Peeling and Chopping

So another of my recent goals, is “to find a cook.”  I am so tired of being bullied by the children into buying Sonic or other limited, unhealthful choices in our fair town.  My first step toward achieving this lofty goal was to stop at a local health food cafe (this was a week ago) to see if they would do take-out sort of stuff on a regular basis.  They would, however, I realized how limited their menu was, mainly chicken/ham salad, buffalo burger, or southwestern salad.  Hummm.  Not real helpful, especially when the buffalo burger is too dry for the tween boy and sole burger eater in the house.

I tried a gourmet style casserole service over a year ago, but it wasn’t that healthy or tasty.
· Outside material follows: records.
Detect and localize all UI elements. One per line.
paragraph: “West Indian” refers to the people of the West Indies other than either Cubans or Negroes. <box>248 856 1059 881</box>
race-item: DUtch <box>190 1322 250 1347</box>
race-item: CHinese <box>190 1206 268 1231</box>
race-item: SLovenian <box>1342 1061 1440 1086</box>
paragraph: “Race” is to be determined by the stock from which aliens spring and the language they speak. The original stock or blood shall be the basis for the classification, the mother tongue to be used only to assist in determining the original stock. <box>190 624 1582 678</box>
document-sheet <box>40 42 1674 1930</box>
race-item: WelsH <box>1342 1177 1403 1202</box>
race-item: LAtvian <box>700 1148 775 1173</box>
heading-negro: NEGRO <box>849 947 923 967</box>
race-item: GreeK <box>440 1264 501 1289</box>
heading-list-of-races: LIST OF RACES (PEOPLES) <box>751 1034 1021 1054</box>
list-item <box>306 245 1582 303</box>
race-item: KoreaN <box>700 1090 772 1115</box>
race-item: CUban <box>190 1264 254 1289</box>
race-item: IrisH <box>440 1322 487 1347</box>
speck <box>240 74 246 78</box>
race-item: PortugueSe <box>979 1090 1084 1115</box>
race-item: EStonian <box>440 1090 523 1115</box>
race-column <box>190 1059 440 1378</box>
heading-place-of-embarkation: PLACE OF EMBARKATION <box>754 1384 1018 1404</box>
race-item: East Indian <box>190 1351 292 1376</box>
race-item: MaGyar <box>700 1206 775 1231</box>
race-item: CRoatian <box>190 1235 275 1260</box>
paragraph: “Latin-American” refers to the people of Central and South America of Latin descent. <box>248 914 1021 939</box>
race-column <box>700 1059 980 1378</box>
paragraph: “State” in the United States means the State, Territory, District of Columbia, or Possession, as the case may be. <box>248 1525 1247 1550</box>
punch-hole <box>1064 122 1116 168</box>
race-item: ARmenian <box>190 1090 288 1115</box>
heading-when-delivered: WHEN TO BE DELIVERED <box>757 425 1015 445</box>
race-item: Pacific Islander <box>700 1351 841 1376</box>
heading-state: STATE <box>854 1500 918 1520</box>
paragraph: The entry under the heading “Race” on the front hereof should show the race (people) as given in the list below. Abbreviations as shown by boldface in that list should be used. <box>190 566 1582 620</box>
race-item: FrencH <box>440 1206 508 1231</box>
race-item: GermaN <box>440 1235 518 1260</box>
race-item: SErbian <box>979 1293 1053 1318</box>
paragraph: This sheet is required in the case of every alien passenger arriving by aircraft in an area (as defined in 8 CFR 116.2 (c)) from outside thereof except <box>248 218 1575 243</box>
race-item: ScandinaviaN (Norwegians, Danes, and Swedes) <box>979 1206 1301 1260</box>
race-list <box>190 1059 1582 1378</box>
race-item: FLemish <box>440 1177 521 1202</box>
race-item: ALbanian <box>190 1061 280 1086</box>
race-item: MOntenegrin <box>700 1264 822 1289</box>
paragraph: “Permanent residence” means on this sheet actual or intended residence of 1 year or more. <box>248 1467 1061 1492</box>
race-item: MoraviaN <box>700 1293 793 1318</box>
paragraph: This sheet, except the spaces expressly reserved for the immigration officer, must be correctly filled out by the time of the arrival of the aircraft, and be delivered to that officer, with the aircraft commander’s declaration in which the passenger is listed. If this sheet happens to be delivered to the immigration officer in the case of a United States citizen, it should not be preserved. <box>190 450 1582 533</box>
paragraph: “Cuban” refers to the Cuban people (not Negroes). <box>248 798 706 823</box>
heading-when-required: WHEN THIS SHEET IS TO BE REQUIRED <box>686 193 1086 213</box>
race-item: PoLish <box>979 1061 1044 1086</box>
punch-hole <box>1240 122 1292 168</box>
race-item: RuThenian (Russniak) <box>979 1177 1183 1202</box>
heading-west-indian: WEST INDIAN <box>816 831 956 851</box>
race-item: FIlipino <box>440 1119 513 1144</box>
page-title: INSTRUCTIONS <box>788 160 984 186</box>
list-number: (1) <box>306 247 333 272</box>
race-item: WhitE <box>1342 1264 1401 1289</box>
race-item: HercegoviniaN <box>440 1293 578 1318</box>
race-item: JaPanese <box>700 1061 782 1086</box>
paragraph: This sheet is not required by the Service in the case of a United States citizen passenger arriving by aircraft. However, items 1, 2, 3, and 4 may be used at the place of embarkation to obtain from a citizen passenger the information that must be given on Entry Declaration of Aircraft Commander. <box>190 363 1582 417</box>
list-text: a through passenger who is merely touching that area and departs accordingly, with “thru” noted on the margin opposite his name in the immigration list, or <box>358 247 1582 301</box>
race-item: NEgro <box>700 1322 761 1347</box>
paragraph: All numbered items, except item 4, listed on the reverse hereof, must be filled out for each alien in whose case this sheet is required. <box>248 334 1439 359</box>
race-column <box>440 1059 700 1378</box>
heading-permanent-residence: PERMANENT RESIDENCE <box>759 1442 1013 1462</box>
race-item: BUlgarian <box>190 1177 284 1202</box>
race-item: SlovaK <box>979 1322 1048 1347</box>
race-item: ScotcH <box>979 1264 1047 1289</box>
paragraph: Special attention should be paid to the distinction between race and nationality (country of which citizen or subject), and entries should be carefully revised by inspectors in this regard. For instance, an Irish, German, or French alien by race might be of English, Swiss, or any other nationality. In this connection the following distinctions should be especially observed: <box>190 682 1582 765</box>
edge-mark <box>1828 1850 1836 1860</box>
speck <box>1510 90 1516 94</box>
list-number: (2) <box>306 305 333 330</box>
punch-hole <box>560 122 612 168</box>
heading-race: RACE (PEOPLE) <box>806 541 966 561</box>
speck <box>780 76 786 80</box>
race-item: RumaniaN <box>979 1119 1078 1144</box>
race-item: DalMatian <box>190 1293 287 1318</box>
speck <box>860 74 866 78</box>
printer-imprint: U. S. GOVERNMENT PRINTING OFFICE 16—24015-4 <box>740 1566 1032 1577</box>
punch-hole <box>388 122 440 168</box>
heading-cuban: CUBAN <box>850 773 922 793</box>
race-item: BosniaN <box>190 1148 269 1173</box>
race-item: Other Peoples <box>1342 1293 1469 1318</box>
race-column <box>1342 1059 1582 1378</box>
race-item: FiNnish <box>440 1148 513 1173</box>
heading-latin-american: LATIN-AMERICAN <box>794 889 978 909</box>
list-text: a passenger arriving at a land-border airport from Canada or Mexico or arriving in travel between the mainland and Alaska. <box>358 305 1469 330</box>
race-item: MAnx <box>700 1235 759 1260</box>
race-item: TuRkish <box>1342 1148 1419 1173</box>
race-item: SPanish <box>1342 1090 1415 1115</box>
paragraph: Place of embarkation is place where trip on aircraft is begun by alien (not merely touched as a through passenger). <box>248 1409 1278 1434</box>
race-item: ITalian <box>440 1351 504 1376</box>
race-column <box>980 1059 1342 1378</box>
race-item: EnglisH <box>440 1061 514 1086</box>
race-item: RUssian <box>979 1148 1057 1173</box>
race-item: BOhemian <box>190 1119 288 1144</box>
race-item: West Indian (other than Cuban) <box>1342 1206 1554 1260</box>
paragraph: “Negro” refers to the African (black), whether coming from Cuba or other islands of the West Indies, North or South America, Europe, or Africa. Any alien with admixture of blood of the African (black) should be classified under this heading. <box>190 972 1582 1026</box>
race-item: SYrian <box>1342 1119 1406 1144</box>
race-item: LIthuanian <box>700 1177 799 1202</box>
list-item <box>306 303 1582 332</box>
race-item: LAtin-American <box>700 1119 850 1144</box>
I kind of had a hunch when writing that goal, that I was going to end up being the new cook.  I confess.  I am a picky eater, but not in the kid sense of the word, but in the health snob sense.  So much so, that I don’t eat enough, because well, fast choices are unhealthy, and the alternative takes time… planning and “doing” ahead.

This afternoon and evening, in between transporting teen daughter there and back after school and supervising tween boy’s piano practicing – which he actually did with some focus today, in spite of jumping up every 3 minutes ( is he sneaking caffeine somewhere?) – I engaged Winter Vegetable Crumble.  Hey, how could a kid NOT like oats and rosemary?  Rosemary that’s supposed to be good for the circulation, which my massage therapists keep hinting about…but that’s another day’s blog.

I hate peeling and chopping.  No matter how old I get, it doesn’t get better.  Peeling potatoes, carrots…yes, I buy organic, so why peel?  Kids.  Picky eater kids.  So picky, that it was a waste of time peeling the carrots, because they were still afraid of them.  The potatoes, well that might have facilitated more bites tried, but not a significant percentage. Teen daughter, ever planning ahead, stipulated on the way home, “Okay.  Here’s the deal.  I’ll try a few bites, but then I’m going to have rice, and I’ll perform my monologues for you.”

Teen daughter: “Its gross, but it’s not that bad.  Only a couple of bites.  I wouldn’t eat a whole meal of it.”  Tween boy: “Humph.  I ate more than you, Mom.”  (lie)

I figure I can’t feel guilty, if I at least put a decent meal on the table.  They don’t eat it, that’s their problem.  I’ve done my job.  And I get a healthy meal out of it.  But the peeling and chopping?  Peeling is just time consuming and dangerous, always waiting for that accidental scrape of the skin.  Chopping is even worse.  Maybe it’s my thin, long, piano fingers connected to rice crispy wrists.  Trying to chop “bite size pieces” through even medium sized potatoes is almost terrorizing, as I envision hands attached to patients who are post flexor tendon surgery.  I remember the “No Man’s Land” zone of the palm, where surgery is successful only if you’re lucky, and hundreds of repetitions of finger stretches, and therapists putting their body weight into the knuckle to make it bend, is still not enough to make the finger close.  I pull my fingers away from the knife’s path, and hope the potato doesn’t slide as I try to muscle my bony elbow and nonexistent forearm muscles through the flesh… potato flesh.

I’ve tried the meditative thing.  Chopping “in the moment.”  It doesn’t work.

So, it’s back to browsing through cookbooks and online ideas, hoping that by some miracle a heavenly tasting, stellar product is identified, that requires only a blender, a can opener, and a stirring spoon.

For now, I am a happy mother – which is yet another recent goal. Accidental goal achievement.  It doesn’t get any better than that!  My daughter actually performed two monologues for us after this peel and chop dinner.  She has always been “embarrassed” to practice or perform for me.  The drama queen is growing up.  And she’s gooooood!